Une rupture communautaire avouée

Lors de la seconde moitié du siècle dernier, l’expression du mouvement flamand s’intensifie. L’Etat belge, jusque-là « unitaire », décide d’assumer le clivage culturel, et réalise une série de réformes pour devenir un Etat « fédéral » composé d’entités fédérées : régions et communautés. Symboliquement, la rupture est opérée en 1968 lorsque professeurs et étudiants francophones sont exclus de l’Université catholique de Louvain. La Belgique va se scinder politiquement. L’Etat-nation s’éteint. Le sentiment belge est affaibli. Le projet commun de vie sociale est abandonné au profit d’intérêts communautaires tentant de coexister par le truchement de compromis. De nos jours, la conscience nationale belge est vraisemblablement étouffée par cette division communautaire. Les partis politiques, étant organisés selon les frontières administratives du pays, sont révélateurs de la philosophie qui y règne. Au nord du pays, poussés par un sentiment flamand, les partis prônant le confédéralisme et la sécession sont toujours plus populaires. Leur succès s’explique principalement par les thématiques identitaires, de sécurité et d’immigration, mais aussi par l’apathie qui caractérise la vie politique au sud du pays. 

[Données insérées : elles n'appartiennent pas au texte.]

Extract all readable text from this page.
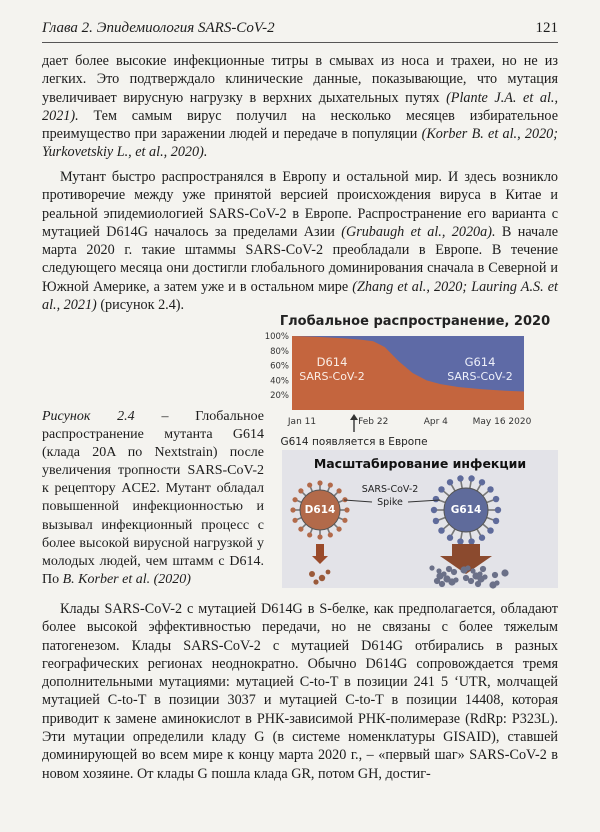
Глава 2. Эпидемиология SARS-CoV-2	121

дает более высокие инфекционные титры в смывах из носа и трахеи, но не из легких. Это подтверждало клинические данные, показывающие, что мутация увеличивает вирусную нагрузку в верхних дыхательных путях (Plante J.A. et al., 2021). Тем самым вирус получил на несколько месяцев избирательное преимущество при заражении людей и передаче в популяции (Korber B. et al., 2020; Yurkovetskiy L., et al., 2020).

Мутант быстро распространялся в Европу и остальной мир. И здесь возникло противоречие между уже принятой версией происхождения вируса в Китае и реальной эпидемиологией SARS-CoV-2 в Европе. Распространение его варианта с мутацией D614G началось за пределами Азии (Grubaugh et al., 2020a). В начале марта 2020 г. такие штаммы SARS-CoV-2 преобладали в Европе. В течение следующего месяца они достигли глобального доминирования сначала в Северной и Южной Америке, а затем уже и в остальном мире (Zhang et al., 2020; Lauring A.S. et al., 2021) (рисунок 2.4).

Рисунок 2.4 – Глобальное распространение мутанта G614 (клада 20A по Nextstrain) после увеличения тропности SARS-CoV-2 к рецептору ACE2. Мутант обладал повышенной инфекционностью и вызывал инфекционный процесс с более высокой вирусной нагрузкой у молодых людей, чем штамм с D614. По B. Korber et al. (2020)

Глобальное распространение, 2020
100%
80%
60%
40%
20%
D614
SARS-CoV-2
G614
SARS-CoV-2
Jan 11	Feb 22	Apr 4	May 16 2020
G614 появляется в Европе
Масштабирование инфекции
D614	G614
SARS-CoV-2
Spike

Клады SARS-CoV-2 с мутацией D614G в S-белке, как предполагается, обладают более высокой эффективностью передачи, но не связаны с более тяжелым патогенезом. Клады SARS-CoV-2 с мутацией D614G отбирались в разных географических регионах неоднократно. Обычно D614G сопровождается тремя дополнительными мутациями: мутацией C-to-T в позиции 241 5 ‘UTR, молчащей мутацией C-to-T в позиции 3037 и мутацией C-to-T в позиции 14408, которая приводит к замене аминокислот в РНК-зависимой РНК-полимеразе (RdRp: P323L). Эти мутации определили кладу G (в системе номенклатуры GISAID), ставшей доминирующей во всем мире к концу марта 2020 г., – «первый шаг» SARS-CoV-2 в новом хозяине. От клады G пошла клада GR, потом GH, достиг-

Une gangrène bien-pensante installée

Côté francophone, les partis, s’ils souhaitent obtenir une visibilité médiatique, sont tenus de respecter le « très démocratique » cordon sanitaire, espace où l’infamie politique est soigneusement exclue. Il en résulte des débats endigués, aseptisés, paralysés, où, par peur d’être associé à des idéologies suspectes,  l’omerta règne sur certains sujets. Il semble pourtant, par exemple, sain d’esprit de s’interroger sur la situation démographique de Bruxelles. Dans l’espace politico-médiatique francophone belge, c’est inenvisageable. Des quartiers et communes sont entièrement occupés par des communautés issues de l’immigration extra-européenne, demeurant pour la plupart fidèles à leurs mœurs et coutumes d’origine. Si l’enjeu identitaire est évident – en termes des décennies à venir ; le sécuritaire l’est tout autant. Cela fait près de dix ans que le terrorisme est – aux yeux du grand public – sérieusement lié à Bruxelles. Les cellules s’y forment et s’y concertent, les actes s’y passent. Or, par angélisme, complaisance et visée électorale, la Capitale est présentée comme étant une ville où la multiculturalité apporte son lot de richesses. 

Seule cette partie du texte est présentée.